In September 2007, rebels from Darfur, specifically the Justice and Equality Movement (JEM), conducted a bold raid deep into Sudan's Kordofan province, suggesting the Darfur conflict's potential expansion. The raid targeted a Sudanese military base at Wad Banda, resulting in the seizure of weapons and police vehicles, and killing 41 policemen. This incident followed a previous attack on a garrison guarding Darfur's rail link to Khartoum. The Sudanese government responded by portraying the attack as an external threat and emphasized the need for unity to counter perceived international conspiracies. While rebel claims pointed to Wad Banda being a supply depot for government attacks on civilians in Darfur, they also highlighted ongoing civilian-targeted airstrikes using Sudanese MiG-29s and Antonov bombers, in violation of a UN Security Council resolution.

In December 2011 during the Sudanese conflict in South Kordofan and Blue Nile between the Sudanese Armed Forces (SAF) and the Sudan Revolutionary Front (SRF), on 25 December, JEM leader Khalil Ibrahim (part of SRF) was intercepted and killed along with 30 of his fighters west of Wad Banda. Sudanese state media reported Ibrahim was defeated in fighting with the army. JEM confirmed Ibrahim's death, but said he had been killed by an airstrike, not in combat with Sudanese ground troops. Ibrahim's death came one day after JEM fighters struck three villages in the state.

In March 2015, tribal clashes in Wad Banda locality between the Shanabla and Gemesat tribes resulted in injuries to several people. An intervening police officer lost his life. The conflict prompted police intervention, and escalated to gunfire against the police. Authorities sent a significant military force to separate the combatants in the Um Girenat area.

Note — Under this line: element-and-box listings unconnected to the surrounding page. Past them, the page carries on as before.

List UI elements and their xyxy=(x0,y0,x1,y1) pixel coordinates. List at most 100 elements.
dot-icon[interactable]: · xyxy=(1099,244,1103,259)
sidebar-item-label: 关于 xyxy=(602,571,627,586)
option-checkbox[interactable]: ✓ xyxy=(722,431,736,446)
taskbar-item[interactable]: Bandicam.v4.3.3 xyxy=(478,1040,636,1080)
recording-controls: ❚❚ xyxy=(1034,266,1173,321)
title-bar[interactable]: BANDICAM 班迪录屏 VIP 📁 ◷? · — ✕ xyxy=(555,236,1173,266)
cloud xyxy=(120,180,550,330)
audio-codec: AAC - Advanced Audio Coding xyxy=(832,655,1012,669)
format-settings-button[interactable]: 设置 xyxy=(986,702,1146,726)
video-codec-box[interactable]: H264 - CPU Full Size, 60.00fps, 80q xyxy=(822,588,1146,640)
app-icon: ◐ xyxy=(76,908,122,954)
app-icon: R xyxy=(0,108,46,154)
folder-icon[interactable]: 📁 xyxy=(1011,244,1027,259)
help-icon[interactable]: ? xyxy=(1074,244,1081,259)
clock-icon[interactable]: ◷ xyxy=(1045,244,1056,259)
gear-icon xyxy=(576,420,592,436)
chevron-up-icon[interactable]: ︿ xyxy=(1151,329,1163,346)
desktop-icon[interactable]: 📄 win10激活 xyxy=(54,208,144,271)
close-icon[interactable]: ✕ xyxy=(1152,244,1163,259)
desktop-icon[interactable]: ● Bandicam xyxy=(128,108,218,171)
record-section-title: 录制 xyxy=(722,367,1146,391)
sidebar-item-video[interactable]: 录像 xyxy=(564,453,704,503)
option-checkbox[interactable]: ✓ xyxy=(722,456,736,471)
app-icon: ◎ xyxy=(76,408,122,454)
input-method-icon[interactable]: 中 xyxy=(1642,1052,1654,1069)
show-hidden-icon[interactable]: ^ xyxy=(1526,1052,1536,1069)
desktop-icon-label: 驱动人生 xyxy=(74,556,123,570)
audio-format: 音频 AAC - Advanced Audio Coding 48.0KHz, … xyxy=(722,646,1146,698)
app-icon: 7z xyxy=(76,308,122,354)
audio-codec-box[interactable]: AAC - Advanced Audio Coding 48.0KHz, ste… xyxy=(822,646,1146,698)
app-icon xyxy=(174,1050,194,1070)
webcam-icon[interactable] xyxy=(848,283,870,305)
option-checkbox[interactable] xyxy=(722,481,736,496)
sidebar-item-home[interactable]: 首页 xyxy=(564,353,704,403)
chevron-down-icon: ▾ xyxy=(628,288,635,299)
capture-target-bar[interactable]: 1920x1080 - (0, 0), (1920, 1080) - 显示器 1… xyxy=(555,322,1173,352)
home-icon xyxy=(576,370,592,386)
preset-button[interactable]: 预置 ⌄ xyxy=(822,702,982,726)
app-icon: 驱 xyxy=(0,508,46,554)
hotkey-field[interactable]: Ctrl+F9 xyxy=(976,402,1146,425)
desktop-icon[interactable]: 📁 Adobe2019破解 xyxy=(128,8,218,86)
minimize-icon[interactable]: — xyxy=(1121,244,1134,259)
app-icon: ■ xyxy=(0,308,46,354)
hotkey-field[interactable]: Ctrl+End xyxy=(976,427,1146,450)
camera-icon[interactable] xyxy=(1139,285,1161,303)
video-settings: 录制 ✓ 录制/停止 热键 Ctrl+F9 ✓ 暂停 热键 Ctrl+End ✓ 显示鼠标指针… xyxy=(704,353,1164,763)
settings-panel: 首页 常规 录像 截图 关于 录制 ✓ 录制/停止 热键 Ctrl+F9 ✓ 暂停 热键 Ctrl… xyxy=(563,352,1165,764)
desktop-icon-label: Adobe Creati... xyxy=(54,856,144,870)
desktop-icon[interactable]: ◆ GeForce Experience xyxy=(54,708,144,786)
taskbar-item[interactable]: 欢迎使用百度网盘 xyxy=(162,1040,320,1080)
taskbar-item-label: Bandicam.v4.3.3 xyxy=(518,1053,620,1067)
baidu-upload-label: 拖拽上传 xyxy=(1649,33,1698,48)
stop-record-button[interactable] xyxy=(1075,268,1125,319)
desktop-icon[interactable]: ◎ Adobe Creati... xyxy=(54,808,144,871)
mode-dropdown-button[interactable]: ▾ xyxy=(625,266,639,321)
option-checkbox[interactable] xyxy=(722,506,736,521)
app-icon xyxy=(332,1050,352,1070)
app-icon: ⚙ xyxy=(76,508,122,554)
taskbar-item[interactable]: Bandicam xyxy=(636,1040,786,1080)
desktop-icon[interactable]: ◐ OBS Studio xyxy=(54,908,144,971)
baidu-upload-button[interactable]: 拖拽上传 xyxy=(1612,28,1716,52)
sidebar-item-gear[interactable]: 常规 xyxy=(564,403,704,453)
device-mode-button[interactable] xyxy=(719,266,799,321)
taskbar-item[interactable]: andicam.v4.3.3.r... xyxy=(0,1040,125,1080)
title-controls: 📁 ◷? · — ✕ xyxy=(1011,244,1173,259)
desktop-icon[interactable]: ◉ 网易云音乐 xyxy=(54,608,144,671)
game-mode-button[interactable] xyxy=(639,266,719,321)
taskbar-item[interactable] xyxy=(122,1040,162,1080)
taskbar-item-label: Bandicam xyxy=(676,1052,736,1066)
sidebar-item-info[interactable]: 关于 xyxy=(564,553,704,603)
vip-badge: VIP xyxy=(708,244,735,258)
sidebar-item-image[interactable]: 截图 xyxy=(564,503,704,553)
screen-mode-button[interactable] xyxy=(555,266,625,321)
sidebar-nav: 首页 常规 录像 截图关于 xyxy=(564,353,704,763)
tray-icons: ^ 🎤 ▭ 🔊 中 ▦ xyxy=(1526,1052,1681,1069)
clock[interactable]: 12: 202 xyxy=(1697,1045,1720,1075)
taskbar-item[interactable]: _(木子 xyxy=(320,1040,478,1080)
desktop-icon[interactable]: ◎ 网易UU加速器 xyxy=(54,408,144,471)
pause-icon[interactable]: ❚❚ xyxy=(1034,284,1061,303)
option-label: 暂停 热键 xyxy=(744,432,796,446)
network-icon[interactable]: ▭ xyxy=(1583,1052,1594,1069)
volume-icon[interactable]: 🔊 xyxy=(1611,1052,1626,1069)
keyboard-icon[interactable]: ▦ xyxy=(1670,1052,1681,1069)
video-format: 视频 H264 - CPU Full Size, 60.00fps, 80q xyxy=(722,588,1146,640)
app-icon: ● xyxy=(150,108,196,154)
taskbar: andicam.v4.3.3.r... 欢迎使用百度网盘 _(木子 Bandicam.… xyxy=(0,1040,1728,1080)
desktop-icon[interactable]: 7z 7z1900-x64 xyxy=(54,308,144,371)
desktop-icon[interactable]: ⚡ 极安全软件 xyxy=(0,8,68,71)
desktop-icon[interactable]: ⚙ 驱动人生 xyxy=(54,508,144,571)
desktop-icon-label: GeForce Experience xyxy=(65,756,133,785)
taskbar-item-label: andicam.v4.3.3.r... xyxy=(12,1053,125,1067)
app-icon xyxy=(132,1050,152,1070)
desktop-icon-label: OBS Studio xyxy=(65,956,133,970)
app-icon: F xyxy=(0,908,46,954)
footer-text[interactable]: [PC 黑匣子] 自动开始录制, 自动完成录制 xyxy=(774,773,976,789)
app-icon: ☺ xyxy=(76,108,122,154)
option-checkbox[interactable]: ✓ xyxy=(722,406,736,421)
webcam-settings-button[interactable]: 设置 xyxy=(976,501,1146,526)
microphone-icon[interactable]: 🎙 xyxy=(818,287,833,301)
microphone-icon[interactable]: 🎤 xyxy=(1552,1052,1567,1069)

In October 2022, demonstrators belonging to the Hamar tribe allegedly ended their road blockade connecting El Obeid in North Kordofan and El Fasher in North Darfur. This occurred in the localities of El Khoei, El Nehoud, and Wad Banda in West Kordofan. They granted authorities a ten-day period to meet their request for establishing a new state known as 'Central Kordofan.'

During the 2023 Sudan conflict, on 25 April, Wad Banda witness clashes between the SAF and Rapid Support Forces (RSF), and the RSF was reported to have taken Wad Banda.